# What type of bit



## abrolhos (Jul 18, 2009)

Hi Guys

I am new to routing however I think this is the only tool I can use to complete part of my first project - a hex bird house (cote) for my wife.

The project calls for the sides of an 18mm board to be bevelled @ 60 degees.

Can anyone advise if a tool is available please.

Cheers......Nev


----------



## jw2170 (Jan 24, 2008)

Hi Nev, and welcome to the forum.

Calling a bird house a cote indicates that you may be in UK?

If not could you please add your location to your profile so that we may better be able to answer your question.

Trend Routers in UK make a 60 degree chamfer bit , but I not sure if it would be deep enough for 18 mm board.

There will be others along with other suggestions.

James


----------



## abrolhos (Jul 18, 2009)

Hi Jim

Thank you for your reply

I live in Perh Australia. The project is a Dove cote, I will update my profile as per your suggestion.

The 60 degree is to allow the sides of the hex to butt up neatly.

Cheers.....Nev


----------



## abrolhos (Jul 18, 2009)

Woops 

Sorry I have posted in the wrong spot


----------



## Doak (Mar 20, 2009)

abrolhos said:


> Hi Jim
> 
> Thank you for your reply
> 
> ...


Nev

As you are from Perth call into the Perth wood show 7th- 9th Aug and I will have the answer for you. Routing 60 degree angles with the router without any special Cutter...

Tom


----------



## derek willis (Jan 21, 2009)

Nev, do you have or even have access to a compound mitre saw,that is what I would do my bevel cuts on.


----------



## abrolhos (Jul 18, 2009)

Hi Derek and thankyou for your advise.

I do have a compound mitre saw however it only cuts 45 deg, and the also the ply i intend to bevel is 710mm long. I am unable to see how this saw will work in this application


----------



## bobj3 (Jan 17, 2006)

Hi Nev

The only saw that will do the job easy is the RAS ,you can set it for 60 deg.in the gross cut or the rip ..
You can use a compound mitre saw but it takes a setup block cut at 30 deg..as a stop block..two 30 deg.cuts will make a 60 deg.cut..and two 60 deg. cuts will get you 120 deg.joint on a true triangle box joint ...flag box..  without any end grain showing in the joints..
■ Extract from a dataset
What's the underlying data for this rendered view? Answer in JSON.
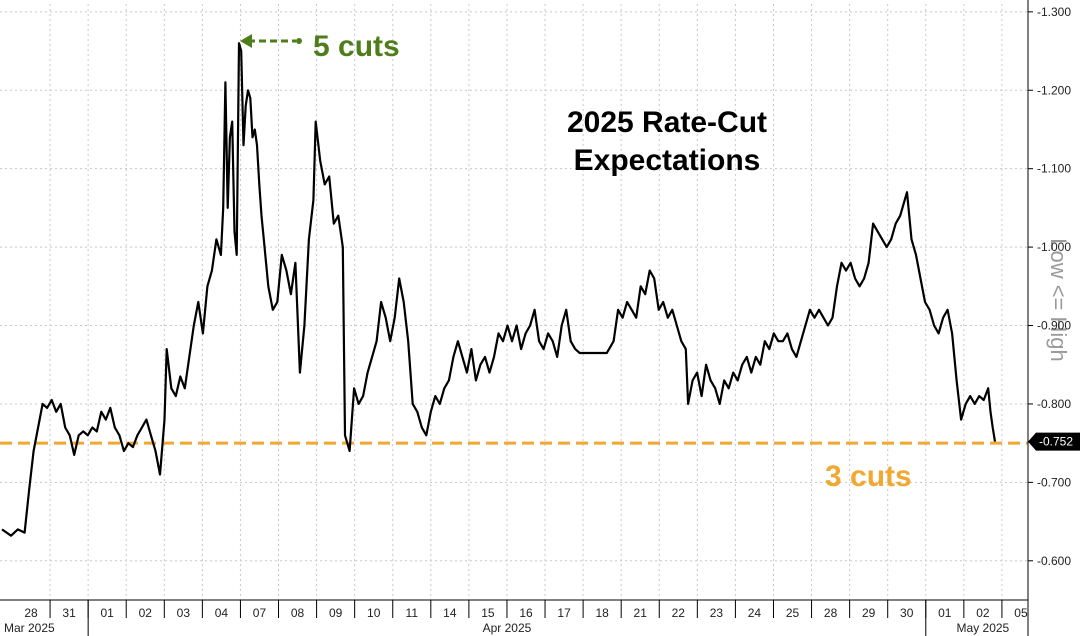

http://www.routerforums.com/project-plans-how/9860-bj-needs-help.html

======


----------



## derek willis (Jan 21, 2009)

Nev, your saw is not compound if it only cuts 45d. I didn't realise you wanted to cut such large pieces, only I can cut 300mm. long at any angle you require. A bandsaw will cut your pieces at any angle if you set the table to do so, also you can cut on a table saw the same way.


----------



## derek willis (Jan 21, 2009)

Nev,
Going back to your original post, Trend do a long enough 60d. cutter, with or without bearing, With,----Ref.46/106 35mm. deep cutting face, Without,----Ref.10/2 27mm dep cutting face.


----------



## curiousgeorge (Nov 6, 2006)

Nev,
Take a look at the MLCS multi-sided glue joint bits. They even have a video showing their use...
MLCS Euro door, door lip, finger pull, drawer lock bits, glue joint router bits


----------



## bobj3 (Jan 17, 2006)

Hi derek

Most all band saws and table saws can't cut a 60 deg. in one clean pass .

You can use a router like the Bosch Colt with the till angle base and a strait cutter to get the job done.. 


========







derek willis said:


> Nev, your saw is not compound if it only cuts 45d. I didn't realise you wanted to cut such large pieces, only I can cut 300mm. long at any angle you require. A bandsaw will cut your pieces at any angle if you set the table to do so, also you can cut on a table saw the same way.


----------